Variable penetration depth of interferometric synthetic aperture radar signals on Alaska glaciers: a cold surface layer hypothesis. Annals of Glaciology

P-band interferometric synthetic aperture radar (InSAR) data at 5 m resolution from Kahiltna Glacier, the largest glacier in the Alaska Range, Alaska, USA, show pronounced spatial variation in penetration depth, δ P. We obtained δ P by differencing X- and P-band digital elevation models. δ P varied significantly over the glacier, but it was possible to distinguish representative zones. In the accumulation area, δ P decreased with decreasing elevation from 18±3 m in the percolation zone to 10±4 m in the wet snow zone. In the central portion of the ablation area, a location free of debris and crevasses, we identified a zone of very high δ P (34±4 m) which decreased at lower elevations (23±3 m in bare ice and 5–10 m in debris-covered ice).
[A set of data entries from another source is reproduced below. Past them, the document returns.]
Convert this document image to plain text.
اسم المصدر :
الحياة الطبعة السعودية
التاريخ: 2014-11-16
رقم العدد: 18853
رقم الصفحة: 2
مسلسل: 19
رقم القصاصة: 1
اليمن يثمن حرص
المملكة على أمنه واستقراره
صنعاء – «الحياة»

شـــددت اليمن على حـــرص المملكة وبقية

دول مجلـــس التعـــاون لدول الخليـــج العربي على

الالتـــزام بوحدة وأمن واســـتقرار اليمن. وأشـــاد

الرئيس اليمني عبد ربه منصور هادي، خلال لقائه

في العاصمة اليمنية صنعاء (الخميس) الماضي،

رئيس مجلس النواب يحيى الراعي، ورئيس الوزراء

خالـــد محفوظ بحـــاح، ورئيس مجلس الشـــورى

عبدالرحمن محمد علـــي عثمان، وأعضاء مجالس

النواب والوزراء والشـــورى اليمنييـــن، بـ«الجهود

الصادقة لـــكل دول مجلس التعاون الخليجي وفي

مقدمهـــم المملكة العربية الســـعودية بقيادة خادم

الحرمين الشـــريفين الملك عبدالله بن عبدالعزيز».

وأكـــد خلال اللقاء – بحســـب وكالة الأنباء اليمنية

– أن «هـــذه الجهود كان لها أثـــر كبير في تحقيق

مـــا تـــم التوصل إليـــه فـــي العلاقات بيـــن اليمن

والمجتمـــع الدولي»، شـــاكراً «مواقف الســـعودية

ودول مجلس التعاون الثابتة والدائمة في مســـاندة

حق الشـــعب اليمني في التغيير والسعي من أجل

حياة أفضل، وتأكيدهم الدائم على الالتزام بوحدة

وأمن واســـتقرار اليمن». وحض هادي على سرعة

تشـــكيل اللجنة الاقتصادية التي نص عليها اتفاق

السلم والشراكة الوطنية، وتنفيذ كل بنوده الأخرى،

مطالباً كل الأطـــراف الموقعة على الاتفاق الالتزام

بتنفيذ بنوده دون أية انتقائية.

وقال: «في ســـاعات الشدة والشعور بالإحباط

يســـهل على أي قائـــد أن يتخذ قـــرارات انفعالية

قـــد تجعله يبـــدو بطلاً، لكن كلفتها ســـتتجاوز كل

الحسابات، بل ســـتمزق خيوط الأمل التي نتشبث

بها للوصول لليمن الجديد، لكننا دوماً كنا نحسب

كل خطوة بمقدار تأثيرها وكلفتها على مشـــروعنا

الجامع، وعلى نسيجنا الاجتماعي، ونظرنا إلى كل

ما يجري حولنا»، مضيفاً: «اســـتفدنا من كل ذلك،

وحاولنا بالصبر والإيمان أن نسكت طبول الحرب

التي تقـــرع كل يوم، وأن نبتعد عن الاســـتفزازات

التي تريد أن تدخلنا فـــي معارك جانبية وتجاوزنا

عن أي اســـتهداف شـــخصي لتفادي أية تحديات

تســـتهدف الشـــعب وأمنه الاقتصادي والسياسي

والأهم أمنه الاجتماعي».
We observe that the spatial configuration of δ P is consistent with the expected thermal regime of each zone: δ P is high in areas where cold firn/ice likely occurs (i.e. percolation zone and upper ablation area) and low in areas where temperate surface firn/ice likely exists (wet snow zone and lower ablation area). We suggest that the very high δ P observed in the upper ablation area is due to the presence of a cold surface layer.